Dimanche en jazz (7) : Gil Mellé


Quadrama

Iron Works

Walter Ego

Gil Mellé Quartet
Gil Mellé (sb) et Joe Cinderella (g), avec Billy Philips (cb) et Ed Thigpen (bt) (Iron Works, 1er juin 1956) ; avec George Duvivier (cb) et Shadow Wilson (bt) (Quadrama et Walter Ego, 26 avril 1957).

On replonge ces temps-ci avec un vif plaisir dans la musique de cet intrigant saxophoniste, arrangeur et compositeur. Gil Mellé citait Bartok, Varèse et Herbie Nichols parmi ses principales influences. On suppose qu’il avait aussi prêté une oreille attentive au nonet de Miles Davis. Il compte parmi ces musiciens pour happy fews qui inventèrent dans les années 1950 un jazz de chambre aux combinaisons instrumentales inhabituelles (c’est l’époque où le tuba et le cor français font leur entrée dans les petites formations), nourri de musique « savante », de contrepoint et de polytonalité. Outre leur recherche de couleurs et de textures musicales inédites, les compositions ciselées de Mellé témoignent  d’un sens de la miniature peut-être développé au contact de la musique d’Ellington, dont il avait commencé à collectionner les disques à un âge où l’on songe plutôt à jouer aux billes.

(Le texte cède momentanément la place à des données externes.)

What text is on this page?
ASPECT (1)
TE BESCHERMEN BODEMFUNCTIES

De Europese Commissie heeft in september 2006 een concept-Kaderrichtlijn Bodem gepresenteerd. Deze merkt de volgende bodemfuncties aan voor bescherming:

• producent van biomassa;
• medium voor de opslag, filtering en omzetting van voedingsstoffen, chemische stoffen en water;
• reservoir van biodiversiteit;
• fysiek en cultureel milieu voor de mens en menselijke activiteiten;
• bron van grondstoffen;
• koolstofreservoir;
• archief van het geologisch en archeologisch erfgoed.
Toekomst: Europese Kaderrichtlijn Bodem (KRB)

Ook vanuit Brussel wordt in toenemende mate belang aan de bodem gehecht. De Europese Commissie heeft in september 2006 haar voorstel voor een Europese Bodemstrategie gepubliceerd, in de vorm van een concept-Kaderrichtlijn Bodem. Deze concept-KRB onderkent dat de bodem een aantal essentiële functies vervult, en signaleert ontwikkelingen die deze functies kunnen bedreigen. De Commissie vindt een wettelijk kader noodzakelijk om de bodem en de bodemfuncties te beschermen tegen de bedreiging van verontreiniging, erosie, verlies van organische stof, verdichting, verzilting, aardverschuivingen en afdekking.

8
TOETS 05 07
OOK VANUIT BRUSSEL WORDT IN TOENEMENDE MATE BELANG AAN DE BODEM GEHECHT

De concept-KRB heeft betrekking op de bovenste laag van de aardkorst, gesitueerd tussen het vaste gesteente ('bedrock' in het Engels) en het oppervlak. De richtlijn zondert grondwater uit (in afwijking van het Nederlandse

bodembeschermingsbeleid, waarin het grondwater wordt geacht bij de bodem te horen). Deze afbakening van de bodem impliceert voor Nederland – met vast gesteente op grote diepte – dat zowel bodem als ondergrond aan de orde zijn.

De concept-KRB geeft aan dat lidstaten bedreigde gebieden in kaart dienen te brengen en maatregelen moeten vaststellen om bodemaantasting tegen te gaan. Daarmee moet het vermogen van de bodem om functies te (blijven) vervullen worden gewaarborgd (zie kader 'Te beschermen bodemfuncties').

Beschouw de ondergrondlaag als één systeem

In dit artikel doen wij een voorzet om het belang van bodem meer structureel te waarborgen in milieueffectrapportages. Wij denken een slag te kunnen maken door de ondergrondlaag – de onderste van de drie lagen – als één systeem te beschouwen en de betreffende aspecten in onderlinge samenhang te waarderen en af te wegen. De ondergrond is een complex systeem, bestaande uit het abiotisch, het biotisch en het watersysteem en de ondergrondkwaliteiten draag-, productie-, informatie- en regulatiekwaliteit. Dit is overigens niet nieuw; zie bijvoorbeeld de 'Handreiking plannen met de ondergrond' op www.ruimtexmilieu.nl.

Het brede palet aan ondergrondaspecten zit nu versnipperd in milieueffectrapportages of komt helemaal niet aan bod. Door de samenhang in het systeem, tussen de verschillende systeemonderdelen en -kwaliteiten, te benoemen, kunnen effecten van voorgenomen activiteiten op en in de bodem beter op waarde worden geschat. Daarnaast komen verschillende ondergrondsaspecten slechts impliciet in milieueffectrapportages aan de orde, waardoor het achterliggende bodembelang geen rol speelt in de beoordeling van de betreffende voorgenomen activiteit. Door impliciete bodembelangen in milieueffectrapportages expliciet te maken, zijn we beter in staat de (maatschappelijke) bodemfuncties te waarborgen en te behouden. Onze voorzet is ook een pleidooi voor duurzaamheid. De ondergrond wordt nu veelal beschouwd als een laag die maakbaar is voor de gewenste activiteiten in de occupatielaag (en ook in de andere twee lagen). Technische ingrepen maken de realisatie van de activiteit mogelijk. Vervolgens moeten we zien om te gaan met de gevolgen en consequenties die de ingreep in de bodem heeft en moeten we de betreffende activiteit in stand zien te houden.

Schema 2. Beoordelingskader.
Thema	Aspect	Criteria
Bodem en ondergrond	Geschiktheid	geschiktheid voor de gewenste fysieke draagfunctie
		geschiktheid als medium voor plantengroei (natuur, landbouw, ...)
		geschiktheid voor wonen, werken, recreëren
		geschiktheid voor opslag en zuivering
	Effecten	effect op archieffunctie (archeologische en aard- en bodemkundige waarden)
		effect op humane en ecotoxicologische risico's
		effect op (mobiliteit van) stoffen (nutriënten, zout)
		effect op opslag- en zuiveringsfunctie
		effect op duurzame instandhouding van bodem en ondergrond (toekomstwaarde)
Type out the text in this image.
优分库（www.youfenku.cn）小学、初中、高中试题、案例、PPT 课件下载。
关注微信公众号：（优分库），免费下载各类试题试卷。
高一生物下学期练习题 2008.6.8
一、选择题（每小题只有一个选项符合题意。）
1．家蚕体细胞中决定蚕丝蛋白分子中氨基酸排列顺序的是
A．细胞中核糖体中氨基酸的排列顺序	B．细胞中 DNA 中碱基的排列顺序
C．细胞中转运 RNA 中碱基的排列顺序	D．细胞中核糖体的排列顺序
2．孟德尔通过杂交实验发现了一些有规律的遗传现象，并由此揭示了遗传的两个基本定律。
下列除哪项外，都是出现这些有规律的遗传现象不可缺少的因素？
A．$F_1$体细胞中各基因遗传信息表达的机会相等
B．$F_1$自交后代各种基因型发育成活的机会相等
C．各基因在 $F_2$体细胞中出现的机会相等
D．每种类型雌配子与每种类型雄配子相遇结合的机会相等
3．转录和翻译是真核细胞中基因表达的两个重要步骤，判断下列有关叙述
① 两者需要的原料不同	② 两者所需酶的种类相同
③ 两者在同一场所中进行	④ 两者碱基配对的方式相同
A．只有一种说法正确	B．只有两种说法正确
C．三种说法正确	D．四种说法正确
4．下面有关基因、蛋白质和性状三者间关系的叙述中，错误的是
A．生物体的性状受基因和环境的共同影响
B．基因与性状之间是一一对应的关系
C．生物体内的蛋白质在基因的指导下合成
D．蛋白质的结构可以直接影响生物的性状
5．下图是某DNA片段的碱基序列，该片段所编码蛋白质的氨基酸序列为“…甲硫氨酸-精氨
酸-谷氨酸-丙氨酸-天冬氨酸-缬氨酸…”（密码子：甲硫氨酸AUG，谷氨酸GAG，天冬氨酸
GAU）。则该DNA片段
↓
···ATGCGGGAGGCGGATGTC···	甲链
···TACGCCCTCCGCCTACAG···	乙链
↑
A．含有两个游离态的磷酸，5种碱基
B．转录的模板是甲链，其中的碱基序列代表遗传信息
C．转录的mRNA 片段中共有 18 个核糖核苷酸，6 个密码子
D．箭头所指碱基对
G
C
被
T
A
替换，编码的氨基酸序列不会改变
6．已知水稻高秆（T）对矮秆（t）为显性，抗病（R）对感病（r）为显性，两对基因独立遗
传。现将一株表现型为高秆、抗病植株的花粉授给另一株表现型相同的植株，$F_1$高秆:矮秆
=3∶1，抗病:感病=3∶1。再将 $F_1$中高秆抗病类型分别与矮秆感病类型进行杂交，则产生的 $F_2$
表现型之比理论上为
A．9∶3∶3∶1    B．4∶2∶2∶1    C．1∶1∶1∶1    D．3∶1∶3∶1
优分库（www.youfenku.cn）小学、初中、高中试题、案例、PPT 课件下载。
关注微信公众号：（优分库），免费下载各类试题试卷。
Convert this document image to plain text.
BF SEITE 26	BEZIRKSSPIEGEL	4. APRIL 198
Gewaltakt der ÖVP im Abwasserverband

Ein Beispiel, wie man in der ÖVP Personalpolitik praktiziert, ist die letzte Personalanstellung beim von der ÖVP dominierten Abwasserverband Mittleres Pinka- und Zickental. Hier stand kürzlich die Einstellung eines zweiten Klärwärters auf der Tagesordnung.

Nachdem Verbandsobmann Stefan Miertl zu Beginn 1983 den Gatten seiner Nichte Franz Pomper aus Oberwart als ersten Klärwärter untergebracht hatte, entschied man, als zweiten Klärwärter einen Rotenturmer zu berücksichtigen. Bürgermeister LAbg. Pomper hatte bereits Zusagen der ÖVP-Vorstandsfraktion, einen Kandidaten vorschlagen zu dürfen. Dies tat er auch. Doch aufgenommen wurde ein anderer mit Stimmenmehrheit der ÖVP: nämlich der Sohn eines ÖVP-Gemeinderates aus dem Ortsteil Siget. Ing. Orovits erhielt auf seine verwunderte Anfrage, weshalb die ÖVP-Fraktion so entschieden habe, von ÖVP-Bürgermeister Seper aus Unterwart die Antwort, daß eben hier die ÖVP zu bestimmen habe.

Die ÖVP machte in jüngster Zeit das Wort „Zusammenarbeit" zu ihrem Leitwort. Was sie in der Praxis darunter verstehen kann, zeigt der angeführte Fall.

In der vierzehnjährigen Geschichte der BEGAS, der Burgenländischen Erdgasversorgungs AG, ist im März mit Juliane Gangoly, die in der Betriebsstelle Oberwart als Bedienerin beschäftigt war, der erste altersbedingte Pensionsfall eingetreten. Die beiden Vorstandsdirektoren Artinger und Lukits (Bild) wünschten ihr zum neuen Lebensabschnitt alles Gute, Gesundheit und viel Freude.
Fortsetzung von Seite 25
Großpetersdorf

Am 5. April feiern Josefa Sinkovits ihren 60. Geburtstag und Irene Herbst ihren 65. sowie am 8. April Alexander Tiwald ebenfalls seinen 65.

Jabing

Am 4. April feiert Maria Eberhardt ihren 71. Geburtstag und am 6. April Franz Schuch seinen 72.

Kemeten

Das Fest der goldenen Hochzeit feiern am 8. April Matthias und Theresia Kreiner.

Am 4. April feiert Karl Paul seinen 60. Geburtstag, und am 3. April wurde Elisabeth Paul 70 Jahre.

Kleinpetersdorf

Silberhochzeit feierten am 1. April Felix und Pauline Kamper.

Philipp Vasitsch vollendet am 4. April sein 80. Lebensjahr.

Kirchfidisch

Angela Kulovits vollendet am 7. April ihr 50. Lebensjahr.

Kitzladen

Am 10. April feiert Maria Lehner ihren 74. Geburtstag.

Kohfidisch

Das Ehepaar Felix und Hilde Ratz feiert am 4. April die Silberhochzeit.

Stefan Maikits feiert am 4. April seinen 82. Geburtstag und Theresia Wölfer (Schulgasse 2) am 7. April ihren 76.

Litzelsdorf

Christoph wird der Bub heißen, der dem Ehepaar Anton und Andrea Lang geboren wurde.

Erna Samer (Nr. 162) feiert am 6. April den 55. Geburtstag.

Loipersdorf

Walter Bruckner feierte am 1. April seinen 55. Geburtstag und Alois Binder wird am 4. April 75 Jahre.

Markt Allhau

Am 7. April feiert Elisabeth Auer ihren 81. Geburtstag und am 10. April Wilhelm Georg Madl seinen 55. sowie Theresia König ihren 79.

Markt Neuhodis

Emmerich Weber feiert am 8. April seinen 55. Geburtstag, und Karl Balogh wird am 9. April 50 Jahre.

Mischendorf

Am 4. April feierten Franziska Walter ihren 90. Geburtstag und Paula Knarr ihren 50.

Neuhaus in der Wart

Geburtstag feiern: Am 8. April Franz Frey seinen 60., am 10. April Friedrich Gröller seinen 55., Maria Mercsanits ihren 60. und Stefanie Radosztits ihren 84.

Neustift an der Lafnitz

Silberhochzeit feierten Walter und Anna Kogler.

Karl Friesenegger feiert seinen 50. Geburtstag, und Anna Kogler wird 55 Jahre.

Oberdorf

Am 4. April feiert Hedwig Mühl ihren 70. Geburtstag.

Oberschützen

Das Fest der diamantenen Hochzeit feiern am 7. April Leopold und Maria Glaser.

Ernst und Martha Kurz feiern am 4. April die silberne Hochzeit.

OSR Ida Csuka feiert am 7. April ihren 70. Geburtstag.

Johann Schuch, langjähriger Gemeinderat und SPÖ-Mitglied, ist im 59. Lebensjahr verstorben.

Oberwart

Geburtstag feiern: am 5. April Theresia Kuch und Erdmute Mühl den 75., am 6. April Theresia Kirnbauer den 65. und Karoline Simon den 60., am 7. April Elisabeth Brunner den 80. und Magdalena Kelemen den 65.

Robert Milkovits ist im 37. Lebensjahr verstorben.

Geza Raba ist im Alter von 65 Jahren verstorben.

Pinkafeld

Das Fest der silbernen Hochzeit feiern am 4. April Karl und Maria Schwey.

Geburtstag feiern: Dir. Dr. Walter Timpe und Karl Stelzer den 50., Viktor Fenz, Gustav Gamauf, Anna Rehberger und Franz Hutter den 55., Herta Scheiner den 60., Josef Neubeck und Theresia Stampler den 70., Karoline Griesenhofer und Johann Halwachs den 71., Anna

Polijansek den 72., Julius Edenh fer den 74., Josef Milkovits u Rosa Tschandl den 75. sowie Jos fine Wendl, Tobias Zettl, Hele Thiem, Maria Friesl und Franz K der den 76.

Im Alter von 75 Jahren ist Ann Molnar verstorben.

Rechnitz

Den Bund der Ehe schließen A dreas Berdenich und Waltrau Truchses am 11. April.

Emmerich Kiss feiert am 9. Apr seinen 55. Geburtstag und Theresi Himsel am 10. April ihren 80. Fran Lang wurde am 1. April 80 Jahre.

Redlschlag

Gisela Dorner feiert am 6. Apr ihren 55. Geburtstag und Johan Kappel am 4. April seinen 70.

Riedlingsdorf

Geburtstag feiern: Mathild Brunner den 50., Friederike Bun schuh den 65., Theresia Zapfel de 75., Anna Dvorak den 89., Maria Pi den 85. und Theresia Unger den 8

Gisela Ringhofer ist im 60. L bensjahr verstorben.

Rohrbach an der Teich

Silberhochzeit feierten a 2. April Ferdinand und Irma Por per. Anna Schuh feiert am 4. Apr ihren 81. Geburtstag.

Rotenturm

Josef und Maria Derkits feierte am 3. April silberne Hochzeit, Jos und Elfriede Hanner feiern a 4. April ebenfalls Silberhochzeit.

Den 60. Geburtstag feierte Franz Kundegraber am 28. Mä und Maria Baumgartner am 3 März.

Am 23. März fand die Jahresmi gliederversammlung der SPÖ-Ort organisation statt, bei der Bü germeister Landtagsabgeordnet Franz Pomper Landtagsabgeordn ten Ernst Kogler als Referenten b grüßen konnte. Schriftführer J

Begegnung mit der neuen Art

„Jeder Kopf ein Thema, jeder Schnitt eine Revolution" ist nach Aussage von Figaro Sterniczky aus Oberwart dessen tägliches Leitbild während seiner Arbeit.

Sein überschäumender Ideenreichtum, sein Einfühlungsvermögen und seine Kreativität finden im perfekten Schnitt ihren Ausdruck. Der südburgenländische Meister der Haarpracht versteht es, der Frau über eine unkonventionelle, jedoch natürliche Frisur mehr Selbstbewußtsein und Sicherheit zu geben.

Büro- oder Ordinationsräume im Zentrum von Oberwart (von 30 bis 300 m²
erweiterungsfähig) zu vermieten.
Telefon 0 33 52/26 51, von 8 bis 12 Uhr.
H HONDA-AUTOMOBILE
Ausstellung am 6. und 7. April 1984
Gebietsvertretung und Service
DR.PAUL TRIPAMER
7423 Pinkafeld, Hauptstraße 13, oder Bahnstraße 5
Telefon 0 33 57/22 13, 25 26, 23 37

Ce fut de fait un enfant précoce. Né en 1931 dans le New Jersey, il s’installe dès l’adolescence à Greenwich Village, vit la vie de bohème, s’adonne à la peinture et à la sculpture, et commence à se produire à l’âge de seize ans dans les clubs et cabarets new-yorkais. Il y est repéré par Alfred Lion, l’un des deux patrons de Blue Note, qui lui fait enregistrer son premier disque à dix-neuf ans. Au-delà de sa contribution musicale, Mellé jouera un rôle crucial dans l’histoire de Blue Note : versé dans les arts visuels, il participe à la création de l’identité graphique très forte du label dont il conçoit, avec John Hermansader et Paul Bacon, les pochettes des premiers 33 tours ; et c’est lui qui présentera à Alfred Lion l’ingénieur du son Rudy Van Gelder — la suite est connue. Ironiquement, c’est pour Prestige qu’il enregistrera quelque temps plus tard ses meilleurs disques, Primitive Modern, Quadrama et Gil’s Guests, avant d’entamer une seconde et féconde carrière à Hollywood où il deviendra un pionnier de l’emploi des sons électroniques dans la musique de film et de télévision (cf. notamment la B.O. du Mystère Andromède de Robert Wise).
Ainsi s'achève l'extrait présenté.